Jan 15 2011
The tricky art of supermarket price comparison
Last year some time, when the weather was still hot and people still wore t-shirts and skimpy dresses during the day (obviously people still wear them in the evening, yo), I did some research to see if the Village Store was much more expensive (or cheaper) than the local supermarkets.
I don’t have the data to hand — it’s buried somewhere in my computer — but I think we were “about average”. Some things were very good value and others less so.
The important point was the level of work required to get the prices. Of the local shops (Tesco, Co-op, Lidl) none of them allow price checks online, without at least setting up an account and logging in (Tesco). This makes week-by-week comparisons much harder because you have to pound the streets each time to keep current.

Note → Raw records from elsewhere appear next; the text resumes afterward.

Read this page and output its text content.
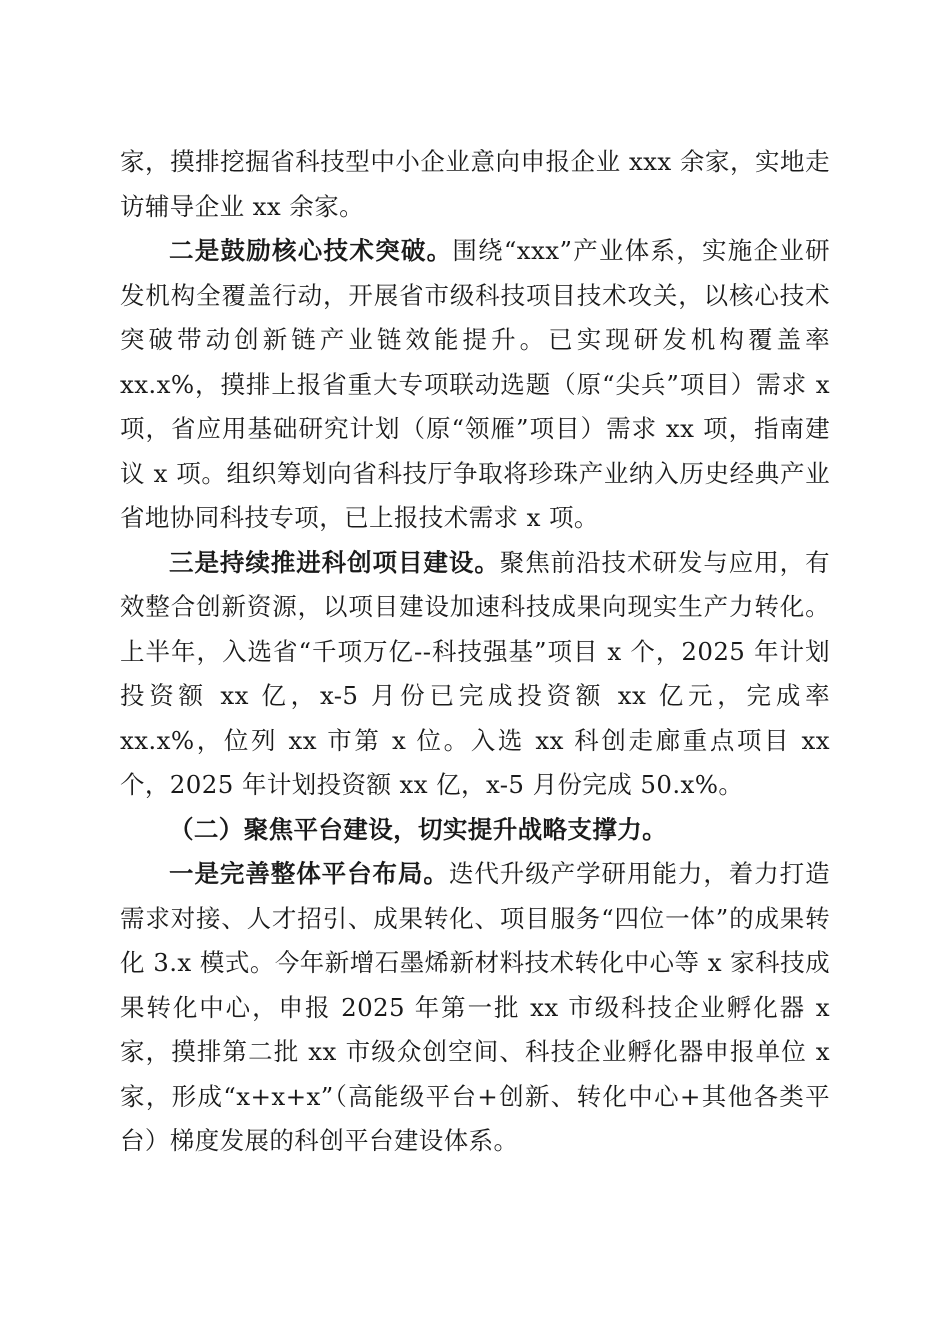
家，摸排挖掘省科技型中小企业意向申报企业 xxx 余家，实地走访辅导企业 xx 余家。

二是鼓励核心技术突破。围绕“xxx”产业体系，实施企业研发机构全覆盖行动，开展省市级科技项目技术攻关，以核心技术突破带动创新链产业链效能提升。已实现研发机构覆盖率 xx.x%，摸排上报省重大专项联动选题（原“尖兵”项目）需求 x 项，省应用基础研究计划（原“领雁”项目）需求 xx 项，指南建议 x 项。组织筹划向省科技厅争取将珍珠产业纳入历史经典产业省地协同科技专项，已上报技术需求 x 项。

三是持续推进科创项目建设。聚焦前沿技术研发与应用，有效整合创新资源，以项目建设加速科技成果向现实生产力转化。上半年，入选省“千项万亿--科技强基”项目 x 个，2025 年计划投资额 xx 亿，x-5 月份已完成投资额 xx 亿元，完成率 xx.x%，位列 xx 市第 x 位。入选 xx 科创走廊重点项目 xx 个，2025 年计划投资额 xx 亿，x-5 月份完成 50.x%。

（二）聚焦平台建设，切实提升战略支撑力。

一是完善整体平台布局。迭代升级产学研用能力，着力打造需求对接、人才招引、成果转化、项目服务“四位一体”的成果转化 3.x 模式。今年新增石墨烯新材料技术转化中心等 x 家科技成果转化中心，申报 2025 年第一批 xx 市级科技企业孵化器 x 家，摸排第二批 xx 市级众创空间、科技企业孵化器申报单位 x 家，形成“x+x+x”（高能级平台+创新、转化中心+其他各类平台）梯度发展的科创平台建设体系。
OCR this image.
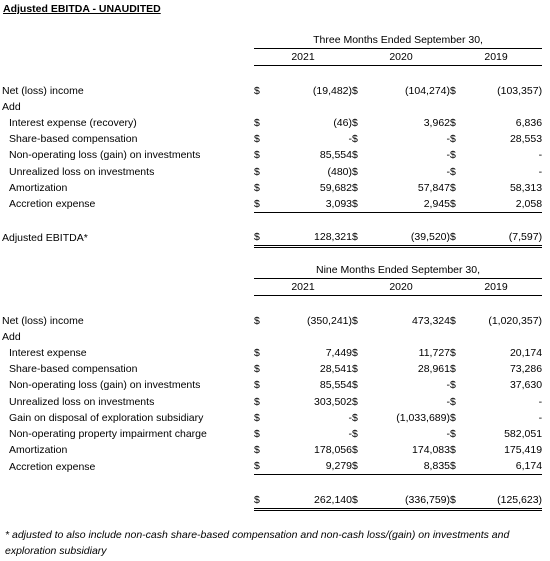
Adjusted EBITDA - UNAUDITED
	Three Months Ended September 30,					
	2021		2020		2019	

Net (loss) income	$	(19,482)	$	(104,274)	$	(103,357)
Add						
Interest expense (recovery)	$	(46)	$	3,962	$	6,836
Share-based compensation	$	-	$	-	$	28,553
Non-operating loss (gain) on investments	$	85,554	$	-	$	-
Unrealized loss on investments	$	(480)	$	-	$	-
Amortization	$	59,682	$	57,847	$	58,313
Accretion expense	$	3,093	$	2,945	$	2,058

Adjusted EBITDA*	$	128,321	$	(39,520)	$	(7,597)
	Nine Months Ended September 30,					
	2021		2020		2019	

Net (loss) income	$	(350,241)	$	473,324	$	(1,020,357)
Add						
Interest expense	$	7,449	$	11,727	$	20,174
Share-based compensation	$	28,541	$	28,961	$	73,286
Non-operating loss (gain) on investments	$	85,554	$	-	$	37,630
Unrealized loss on investments	$	303,502	$	-	$	-
Gain on disposal of exploration subsidiary	$	-	$	(1,033,689)	$	-
Non-operating property impairment charge	$	-	$	-	$	582,051
Amortization	$	178,056	$	174,083	$	175,419
Accretion expense	$	9,279	$	8,835	$	6,174

	$	262,140	$	(336,759)	$	(125,623)
* adjusted to also include non-cash share-based compensation and non-cash loss/(gain) on investments and exploration subsidiary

The other factor was the level of obfuscation used by the supermarkets. The Co-op was particularly helpful: all their price labels have a standard unit price somewhere on them. Even a packet of tomatoes sold as a priced unit will give its weight and cost per weight. On the other end of the scale Tesco go out of their way to avoid comparison. To buy a packet of tomatoes, for example, you buy a packet of six. So you have to guess how much six tomatoes might weigh, assuming a spherical tomato of uniform density and blandness.
In short, even with a small number of shops comparing prices is extremely difficult without a great deal of legwork and calculation. Clearly they don’t want you or me or anyone else setting up supermarket-price-comparison.co.uk and informing people of the real cost of their weekly shop.